Один из моих любимых советов о том, как стать писателем, я получил от моего учителя по имени Джон Херси, который очень формировал меня в студенческие годы. В последний день наших совместных занятий, который также был последним днем ​​Джона Херси перед выходом на пенсию, он сказал: «Помни, миру не нужны новые писатели». Поначалу это не казалось хорошим советом, но когда вы распаковали его, оказалось, что недостаточно быть уверенным в том, что вы делаете; сознавать привнесение чего-то в мир читателей и писателей, чего он раньше не видел. Что-то своеобразное.
Я был бомбардиром во Второй мировой войне. Когда вы на высоте 30 000 футов, вы не слышите криков, не чувствуете запаха крови и не видите тех, у кого нет конечностей или глаз. Только когда я прочитал «Хиросиму» Херси, я понял, чем занимаются пилоты бомбардировщиков.
Я скучаю по моим бывшим учителям, Джону Херси и Джеймсу Алану Макферсону. Я хотел бы увидеть одно или оба и спросить, что я могу сделать, чтобы улучшить, углубить свое письмо.
В некотором смысле более болезненным является тот факт, что их опыт, похоже, исчезает из коллективной памяти человечества. Никогда не подвергавшиеся атомной бомбардировке, подавляющее большинство людей во всем мире может лишь смутно представить себе такой ужас, и в наши дни Хиросима Джона Херси и «Судьба Земли» Джонатана Шелла почти забыты. Как и предсказывает поговорка «Тот, кто не помнит прошлого, обречен на его повторение», возрастает вероятность применения ядерного оружия и опасность ядерной войны.
Пишу давно, с конца 60-х. Но это не было в той же форме. Раньше я писал сценарии для телевидения. Я написал для своего комедийного номера. Потом я писал сценарии, потом начал писать эссе для New Yorker, а потом начал писать пьесы. На самом деле я не начинал писать прозу до эссе для New Yorker, но они были комичными. На самом деле я не начинал писать прозу до 90-х. В моей голове была связь между всем. Одно привело к другому.

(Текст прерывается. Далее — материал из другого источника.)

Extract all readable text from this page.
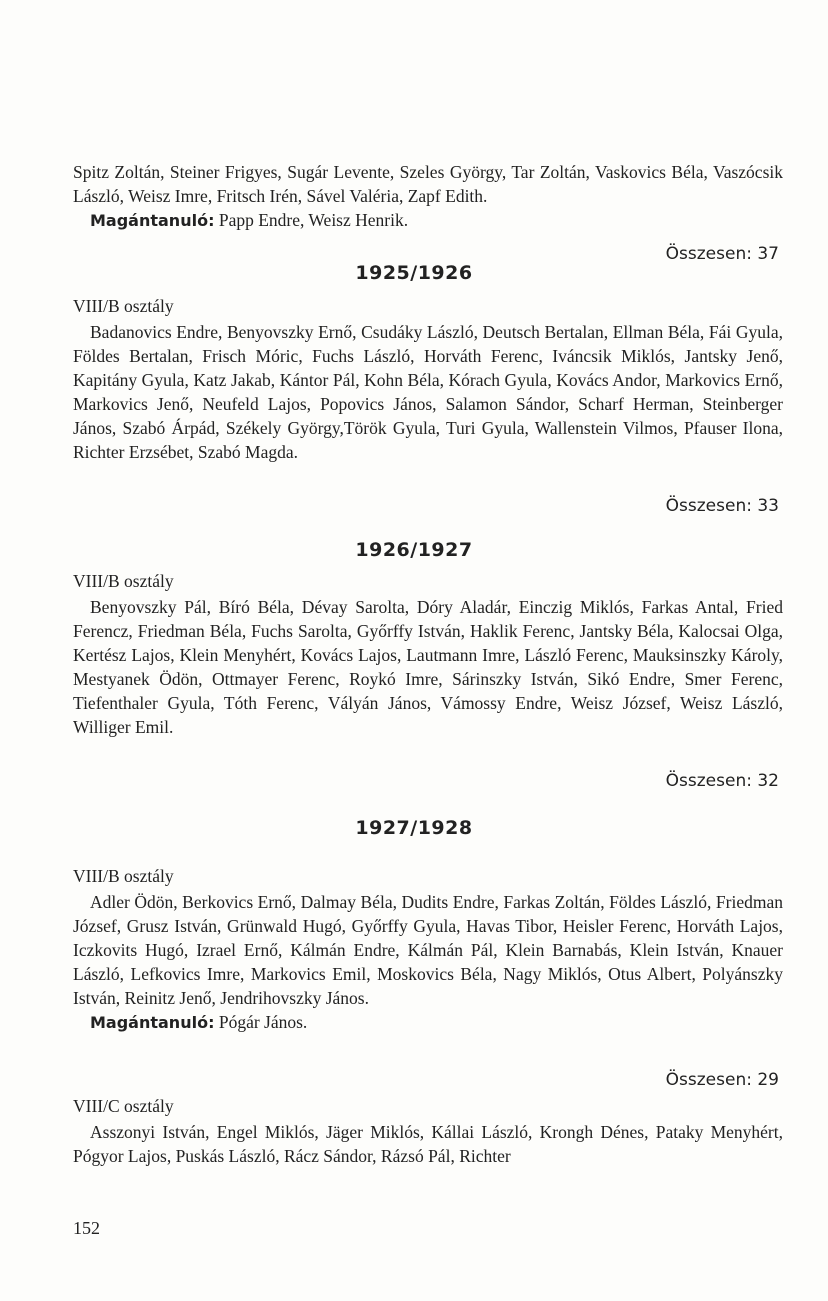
Spitz Zoltán, Steiner Frigyes, Sugár Levente, Szeles György, Tar Zoltán, Vaskovics Béla, Vaszócsik László, Weisz Imre, Fritsch Irén, Sável Valéria, Zapf Edith.
Magántanuló: Papp Endre, Weisz Henrik.
Összesen: 37
1925/1926
VIII/B osztály
Badanovics Endre, Benyovszky Ernő, Csudáky László, Deutsch Bertalan, Ellman Béla, Fái Gyula, Földes Bertalan, Frisch Móric, Fuchs László, Horváth Ferenc, Iváncsik Miklós, Jantsky Jenő, Kapitány Gyula, Katz Jakab, Kántor Pál, Kohn Béla, Kórach Gyula, Kovács Andor, Markovics Ernő, Markovics Jenő, Neufeld Lajos, Popovics János, Salamon Sándor, Scharf Herman, Steinberger János, Szabó Árpád, Székely György,Török Gyula, Turi Gyula, Wallenstein Vilmos, Pfauser Ilona, Richter Erzsébet, Szabó Magda.
Összesen: 33
1926/1927
VIII/B osztály
Benyovszky Pál, Bíró Béla, Dévay Sarolta, Dóry Aladár, Einczig Miklós, Farkas Antal, Fried Ferencz, Friedman Béla, Fuchs Sarolta, Győrffy István, Haklik Ferenc, Jantsky Béla, Kalocsai Olga, Kertész Lajos, Klein Menyhért, Kovács Lajos, Lautmann Imre, László Ferenc, Mauksinszky Károly, Mestyanek Ödön, Ottmayer Ferenc, Roykó Imre, Sárinszky István, Sikó Endre, Smer Ferenc, Tiefenthaler Gyula, Tóth Ferenc, Vályán János, Vámossy Endre, Weisz József, Weisz László, Williger Emil.
Összesen: 32
1927/1928
VIII/B osztály
Adler Ödön, Berkovics Ernő, Dalmay Béla, Dudits Endre, Farkas Zoltán, Földes László, Friedman József, Grusz István, Grünwald Hugó, Győrffy Gyula, Havas Tibor, Heisler Ferenc, Horváth Lajos, Iczkovits Hugó, Izrael Ernő, Kálmán Endre, Kálmán Pál, Klein Barnabás, Klein István, Knauer László, Lefkovics Imre, Markovics Emil, Moskovics Béla, Nagy Miklós, Otus Albert, Polyánszky István, Reinitz Jenő, Jendrihovszky János.
Magántanuló: Pógár János.
Összesen: 29
VIII/C osztály
Asszonyi István, Engel Miklós, Jäger Miklós, Kállai László, Krongh Dénes, Pataky Menyhért, Pógyor Lajos, Puskás László, Rácz Sándor, Rázsó Pál, Richter
152
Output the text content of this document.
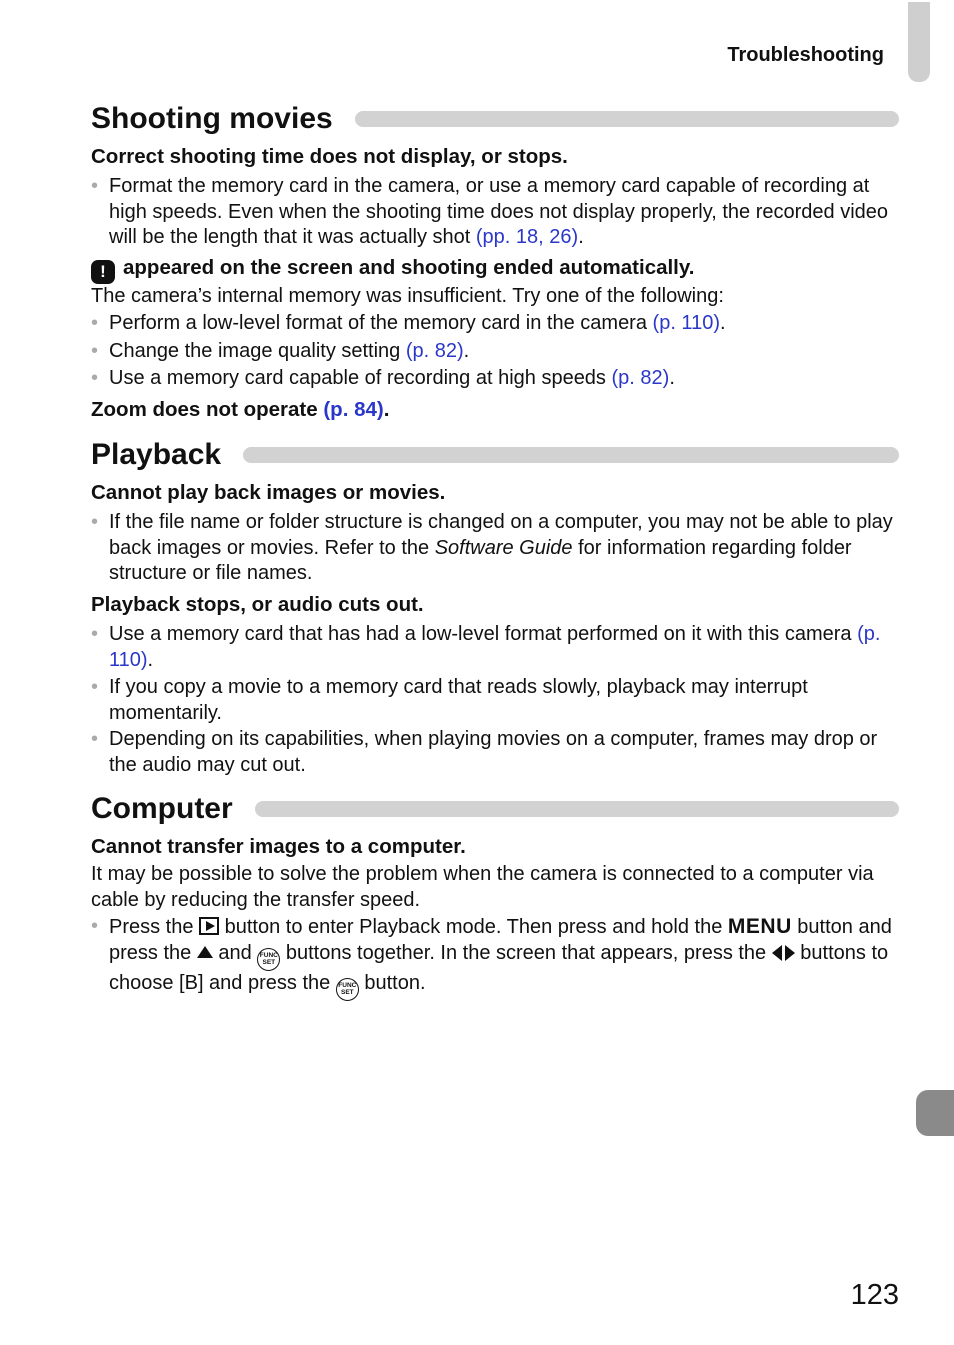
Troubleshooting
Shooting movies
Correct shooting time does not display, or stops.
• Format the memory card in the camera, or use a memory card capable of recording at high speeds. Even when the shooting time does not display properly, the recorded video will be the length that it was actually shot (pp. 18, 26).
! appeared on the screen and shooting ended automatically.
The camera’s internal memory was insufficient. Try one of the following:
• Perform a low-level format of the memory card in the camera (p. 110).
• Change the image quality setting (p. 82).
• Use a memory card capable of recording at high speeds (p. 82).
Zoom does not operate (p. 84).
Playback
Cannot play back images or movies.
• If the file name or folder structure is changed on a computer, you may not be able to play back images or movies. Refer to the Software Guide for information regarding folder structure or file names.
Playback stops, or audio cuts out.
• Use a memory card that has had a low-level format performed on it with this camera (p. 110).
• If you copy a movie to a memory card that reads slowly, playback may interrupt momentarily.
• Depending on its capabilities, when playing movies on a computer, frames may drop or the audio may cut out.
Computer
Cannot transfer images to a computer.
It may be possible to solve the problem when the camera is connected to a computer via cable by reducing the transfer speed.
• Press the  button to enter Playback mode. Then press and hold the MENU button and press the  and FUNC
SET buttons together. In the screen that appears, press the  buttons to choose [B] and press the FUNC
SET button.
123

Единственные хорошие оценки, которые я когда-либо получал в школе, прежде чем меня выгнали, были за творческое письмо. Я думал, что фантастика может быть в моем будущем, но затем моя карьера пошла по другому пути, когда «Битлз» показали мне, каким взрывом может быть участие в группе. Написание мемуаров «Поздно, поздно ночью» напомнило мне, как сильно я люблю это ремесло. Поэтому я решил снова попробовать фантастику. Результатом стала Великолепная вибрация. Я до сих пор не совсем уверен, откуда он взялся, но как только я начал, он практически написал сам себя. Я слышал, как писатели, которыми я восхищаюсь, говорили об этом феномене, так что, возможно, я на правильном пути.
Один мой друг указал мне: «Почему ты разделяешь сочинение и музыку?» Я попросил (сценаристов) Рика Муди и Джонатана Эймса сделать первый, и он как бы набрал обороты; затем NPR подхватило это. Для меня это хороший способ жениться на обеих сторонах моей карьеры, шаг, который, вероятно, завершился тем, что я отказался от имени Джон Уэсли Хардинг.
Я не еду в Нью-Йорк. Я не хожу на вечеринки. Я просто занимаюсь своими делами и изучаю природу. Моя карьера — это 28 лет в малоизвестной художественной школе с ограниченным персоналом и без льгот. Я всего лишь учитель.
Матч Джона Сины со мной, из-за которого его наняли в WWE, я помню, они были там, чтобы посмотреть на Джона, очевидно. Он выглядел великолепно — он был похож на голубого щебня — и Джон был моим хорошим другом, поэтому у меня не было никаких проблем с тем, чтобы помочь ему выделиться и сделать свое дело.
Я осознаю, что рассказываю об определенных переживаниях по мере их возникновения или стираю эти переживания с помощью повествования, и тогда эти истории, а не сами переживания, могут стать материалом для искусства. Такого рода трансформации часто проявляются в 10:04, потому что книга отслеживает превращение фактов в вымысел в магазине New Yorker.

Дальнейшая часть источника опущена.